= Agricultural Market Transition Act =

The Agricultural Market Transition Act (AMTA) — Title I of the 1996 U.S. farm bill (P.L. 104-127) — allowed farmers who had participated in the wheat, feed grain, cotton, and rice programs in any one of the five years prior to 1996 to enter into seven-year production flexibility contracts for 1996-2002. Total national production flexibility contract payments (sometimes called AMTA payments, or contract payments) for each fiscal year were fixed in the law. The AMTA allowed farmers to plant 100% of their total contract acreage to any crop except fruits and vegetables, and receive a full payment. Land had to be maintained in agricultural uses. Unlimited haying and grazing and planting and harvesting alfalfa and other forage crops was permitted with no reduction in payments. AMTA commodity support provisions were replaced by the 2002 farm bill (P.L. 101-171, Title I), a six-year farm bill.
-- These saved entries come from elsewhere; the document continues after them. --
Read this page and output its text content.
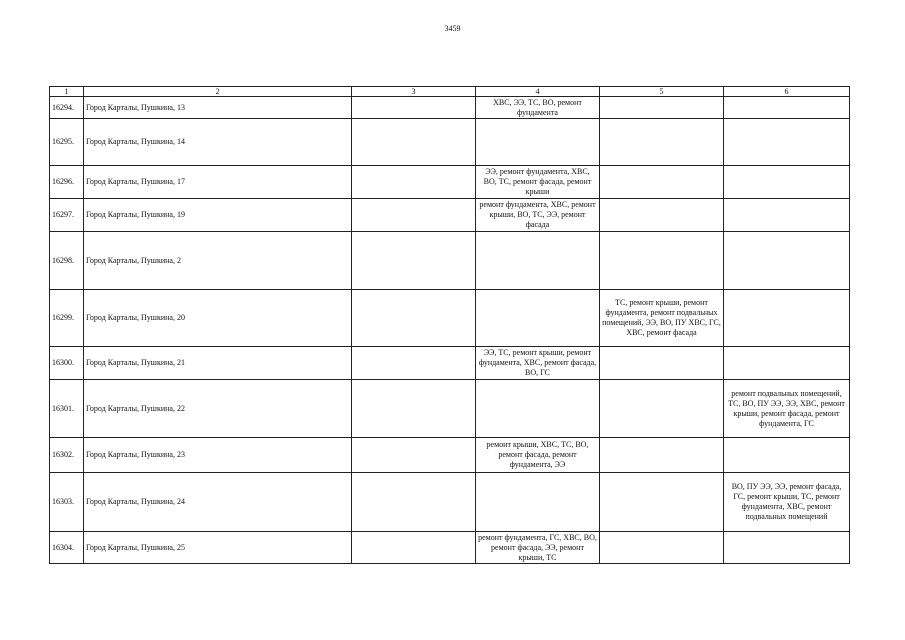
3459
1	2	3	4	5	6
16294.	Город Карталы, Пушкина, 13		ХВС, ЭЭ, ТС, ВО, ремонт фундамента		
16295.	Город Карталы, Пушкина, 14				
16296.	Город Карталы, Пушкина, 17		ЭЭ, ремонт фундамента, ХВС, ВО, ТС, ремонт фасада, ремонт крыши		
16297.	Город Карталы, Пушкина, 19		ремонт фундамента, ХВС, ремонт крыши, ВО, ТС, ЭЭ, ремонт фасада		
16298.	Город Карталы, Пушкина, 2				
16299.	Город Карталы, Пушкина, 20			ТС, ремонт крыши, ремонт фундамента, ремонт подвальных помещений, ЭЭ, ВО, ПУ ХВС, ГС, ХВС, ремонт фасада	
16300.	Город Карталы, Пушкина, 21		ЭЭ, ТС, ремонт крыши, ремонт фундамента, ХВС, ремонт фасада, ВО, ГС		
16301.	Город Карталы, Пушкина, 22				ремонт подвальных помещений, ТС, ВО, ПУ ЭЭ, ЭЭ, ХВС, ремонт крыши, ремонт фасада, ремонт фундамента, ГС
16302.	Город Карталы, Пушкина, 23		ремонт крыши, ХВС, ТС, ВО, ремонт фасада, ремонт фундамента, ЭЭ		
16303.	Город Карталы, Пушкина, 24				ВО, ПУ ЭЭ, ЭЭ, ремонт фасада, ГС, ремонт крыши, ТС, ремонт фундамента, ХВС, ремонт подвальных помещений
16304.	Город Карталы, Пушкина, 25		ремонт фундамента, ГС, ХВС, ВО, ремонт фасада, ЭЭ, ремонт крыши, ТС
==Contract payments under AMTA==
Some $36 billion in Production Flexibility Contract payments made to farmers for contract crops for fiscal years 1996-2002 under Title I of the 1996 farm bill (P.L. 104-127), known as the Agricultural Market Transition Act (AMTA). The total amount made available for each fiscal year was specified in the Act and allocated to commodities each fiscal year using a set of percentages also specified in the Act. These percentages were based on CBO’s February 1995 baseline forecast of what deficiency payments would have been if provisions in effect for the 1995 crop had been extended. For example, for fiscal 1997, the total allocation for wheat was 26% of total annual payments of $5.385 billion, or $1.414 billion. The annual payment rate for wheat equaled total spending ($1.414 billion) divided by the sum of all individual wheat payment contract quantities for the year. As with other program commodities, an individual farm’s payment quantity equaled the farm’s program payment yield multiplied by 85% of the farm’s wheat contract acreage. Program yields under the 1996 Act were determined in the same manner as under the 1949 Act for 1995 crops. An individual farmer’s PFC payment was the payment quantity times the annual payment rate. The payment was made by September 30 of each of the fiscal years 1996 through 2002. Producers also could choose to receive 50% of the contract payment in December or January of the fiscal year. Farmers had near total planting flexibility on the contract acres (the exception being fruits and vegetables) as well as on the remainder of the farm. PFC contract payments were replaced by Direct and Counter-cyclical Program (DCP) payments beginning with crop year 2002 under the 2002 farm bill (P.L. 101-171, Sec. 1101-1108).